Iven had gotten into college.

 
'Out of here'
Within minutes, Tarter's fax machine spit out Iven's acceptance letter. He folded it and rushed off to Tivoly.

Everything had just changed, but Iven kept his face a blank as he walked down his street. He came upon friends and presented his acceptance letter to each one in turn without hinting what it was about. "You are going to have to read it," he said.

Each reaction was the same. Everyone read the letter and then smiled when the meaning sank in.

"It's official now," marveled David Hooker, an old friend of Iven's. "Iven is out of here." He punched the air in delight.

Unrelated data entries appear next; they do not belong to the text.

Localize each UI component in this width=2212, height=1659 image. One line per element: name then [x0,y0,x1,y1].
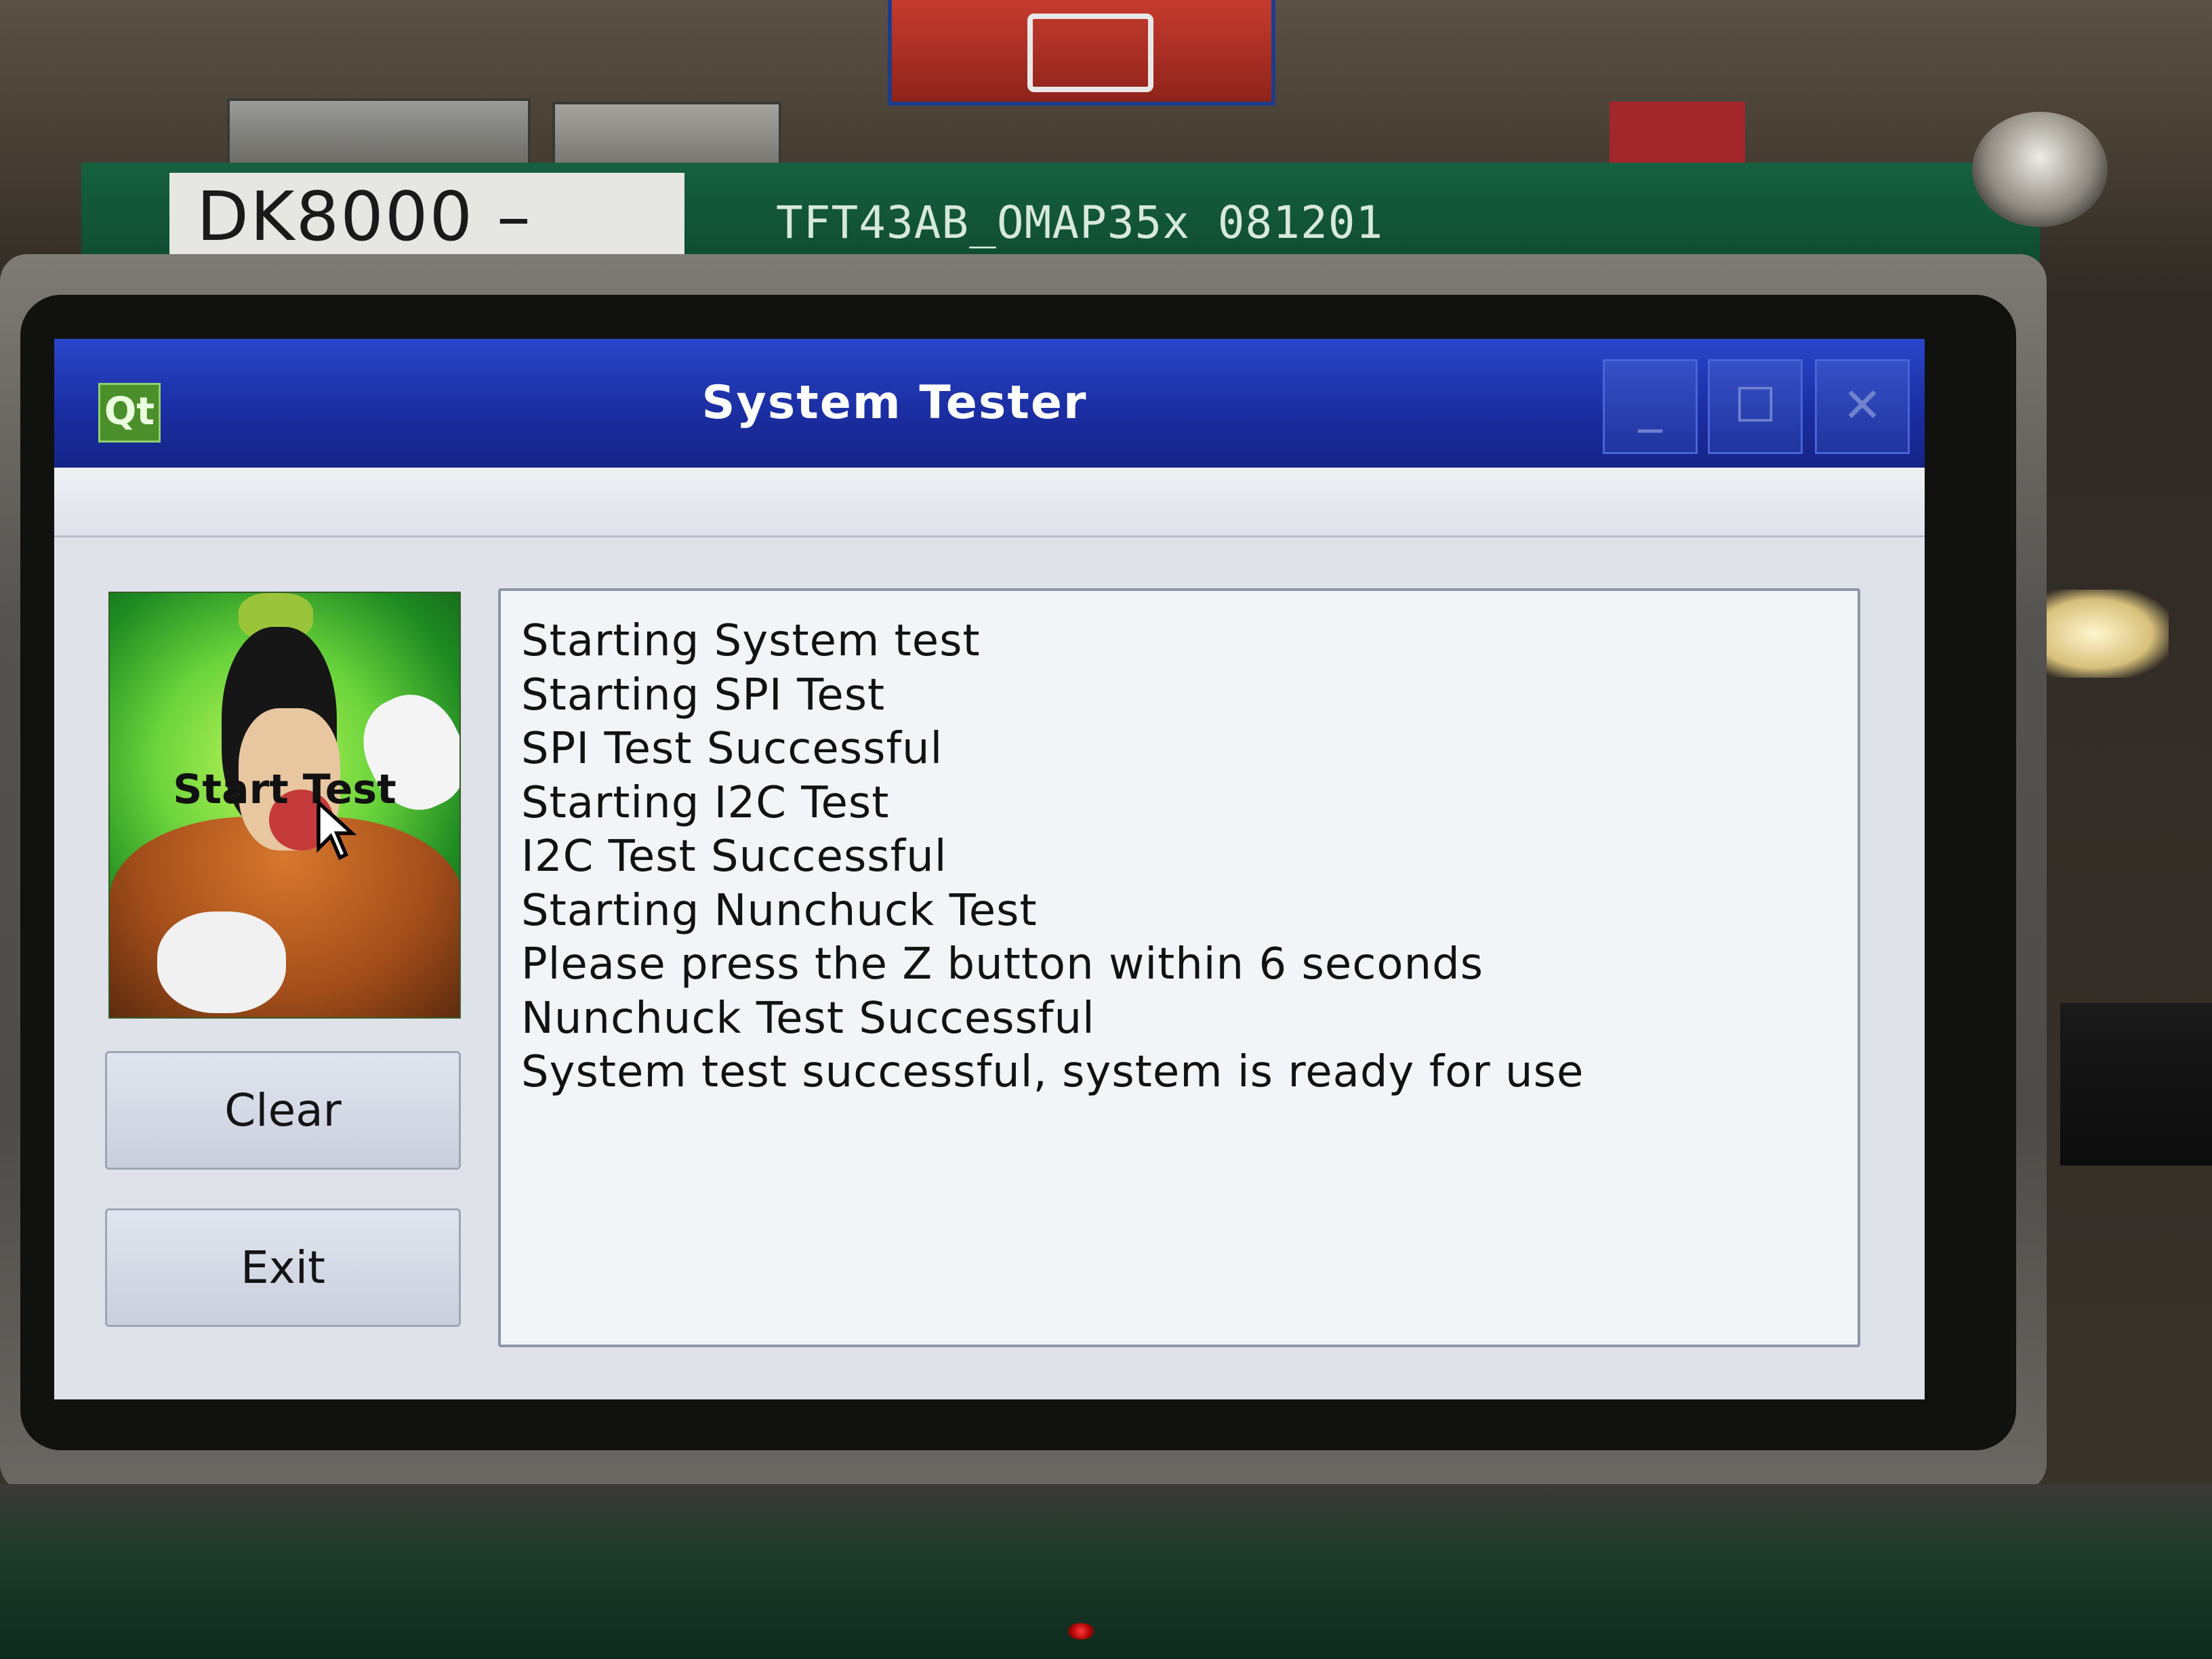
minimize-button[interactable]: _ [1603,359,1698,454]
bottom-board [0,1484,2212,1659]
sd-card-logo [1027,14,1153,92]
log-line: Starting SPI Test [521,670,886,720]
board-silkscreen: TFT43AB_OMAP35x 081201 [776,197,1384,249]
start-test-button[interactable]: Start Test [108,592,461,1019]
exit-button[interactable]: Exit [105,1208,461,1327]
log-line: Starting I2C Test [521,777,890,828]
log-line: SPI Test Successful [521,724,943,774]
board-label-sticker: DK8000 – 157 [169,173,684,344]
log-output[interactable]: Starting System test Starting SPI Test S… [498,588,1860,1347]
log-line: I2C Test Successful [521,832,947,882]
start-test-label: Start Test [173,766,396,813]
maximize-button[interactable]: ☐ [1708,359,1803,454]
goofy-image-glove [157,912,286,1013]
clear-button[interactable]: Clear [105,1051,461,1170]
menu-bar [54,468,1925,537]
log-line: System test successful, system is ready … [521,1047,1584,1097]
cable [2060,1003,2212,1166]
log-line: Nunchuck Test Successful [521,993,1095,1044]
qt-window: Qt System Tester _ ☐ ✕ Start Test Clear … [54,339,1925,1399]
main-content: Start Test Clear Exit Starting System te… [54,537,1925,1399]
title-bar[interactable]: Qt System Tester _ ☐ ✕ [54,339,1925,468]
status-led [1067,1623,1094,1639]
window-title: System Tester [701,376,1088,430]
mouse-cursor-icon [316,800,357,861]
log-line: Please press the Z button within 6 secon… [521,939,1484,989]
log-line: Starting System test [521,616,981,666]
sd-card [888,0,1275,106]
log-line: Starting Nunchuck Test [521,885,1038,936]
close-button[interactable]: ✕ [1815,359,1910,454]
screw [1972,112,2108,227]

Everyone was tickled. "Love you, boy," said Leon Miller, a small, thin man with gray-flecked hair, who had always hounded Iven to stay in school. "You the only one from around here is going to leave. You are all right. You are all right." He came down from his porch to the group of boys surrounding Iven and hugged him. "You bring tears to my eyes," he said. And there were tears.

Several of Iven's friends warned that they didn't expect to see him back in the old neighborhood except for brief visits "to chill."

"None of these people are going to let him stop," Hooker said. "All this pain. Get away from here. It ain't fun around here no more." Hooker pointed to the houses up and down the street. "One, two, 35 vacant houses."

Iven, smiling now, seemed in a daze. He remained that way all weekend.

As he lay in bed that Sunday night, trying to imagine what the future would be like, he felt a warmth spreading through his chest. He sensed the presence of his father, smiling at what he had accomplished.

He felt tears coming. "I did it, man," he thought. "I did it myself."

The next day, he took the final exams that he had missed while in jail. Then he sat down on a bench in a school hallway. For once, his CD player was turned off.

He was buoyant, reborn with the knowledge that he was about to escape. The remote expression that he so often used to mask his feelings was gone. He was on the edge of self-confidence, as the worry of his past 2 1/2 years fell away.

He had no idea what college would be like. For now, it was enough to be happy.

He was eager to tell Gary his news, but that Monday was the day Gary had learned he was failing English and in danger of missing graduation. Iven didn't want to make Gary feel any worse.

There were others Iven was dying to tell. The problem was, he didn't know where his sisters and mother were living anymore.